The death rate of hematological malignancies is high, and the death rate of patients with COVID-19 infection is further increased. Although there have been expert consensus and relevant guidelines to introduce the recommendations of the guidelines for patients with hematological malignancies complicated with COVID-19 infection, there is limited understanding of the clinical characteristics of Chinese patients with acute leukemia complicated with COVID-19 infection.
This study aimed to analyze the clinical manifestations, mortality, and determinants of viral shedding duration in Chinese AL patients infected with COVID-19.
We conducted a retrospective study of 100 AL patients with COVID-19 infection in Henan Province, China, from December 1, 2022, to January 31, 2023. Data on demographics, leukemia subtype, symptoms, treatments (antibiotics/antivirals), and viral shedding duration were collected. Follow-up was conducted over three months to assess mortality. Univariate and multivariate analyses were performed to identify risk factors.

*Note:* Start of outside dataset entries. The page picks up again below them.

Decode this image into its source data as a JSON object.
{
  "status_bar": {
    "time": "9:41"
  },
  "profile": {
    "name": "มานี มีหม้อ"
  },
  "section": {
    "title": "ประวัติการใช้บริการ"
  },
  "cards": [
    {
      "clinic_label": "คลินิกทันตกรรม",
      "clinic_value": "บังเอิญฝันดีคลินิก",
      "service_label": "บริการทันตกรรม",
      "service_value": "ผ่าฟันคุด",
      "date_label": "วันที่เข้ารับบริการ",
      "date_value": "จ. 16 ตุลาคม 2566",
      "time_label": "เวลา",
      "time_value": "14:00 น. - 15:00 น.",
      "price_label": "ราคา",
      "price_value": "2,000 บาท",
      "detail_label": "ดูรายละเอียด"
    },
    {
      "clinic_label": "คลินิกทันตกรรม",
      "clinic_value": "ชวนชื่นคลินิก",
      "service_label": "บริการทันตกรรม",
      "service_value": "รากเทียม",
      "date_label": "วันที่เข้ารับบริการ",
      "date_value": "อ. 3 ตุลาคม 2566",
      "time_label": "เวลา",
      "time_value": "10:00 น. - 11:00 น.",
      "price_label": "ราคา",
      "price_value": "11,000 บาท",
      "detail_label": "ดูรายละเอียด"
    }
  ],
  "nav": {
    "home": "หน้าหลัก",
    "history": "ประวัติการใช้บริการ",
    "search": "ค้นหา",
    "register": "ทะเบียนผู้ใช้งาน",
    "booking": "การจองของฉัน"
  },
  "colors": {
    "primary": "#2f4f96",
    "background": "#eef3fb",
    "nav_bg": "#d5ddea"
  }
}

The median age was 49.5 years (58% male, 42% female), with 76% having acute myeloid leukemia (AML) and 24% acute lymphoblastic leukemia (ALL). Most patients (86%) were asymptomatic. Antibiotics and antivirals were administered to 35% and 25% of patients, respectively. Severe cases and fatalities exhibited prolonged viral shedding. Neutropenic patients on antibiotics had significantly extended shedding duration, whereas antiviral therapy or delayed primary disease management shortened it. The overall mortality rate was 6%. Univariate analysis identified neutropenia as a key mortality risk factor, though multivariate analysis showed no significant associations.
Early antiviral treatment may reduce viral shedding duration and potentially mitigate symptom severity and mortality in AL patients with COVID-19. Neutropenia emerged as a critical factor influencing outcomes. These findings underscore the importance of tailored therapeutic strategies for this high-risk population.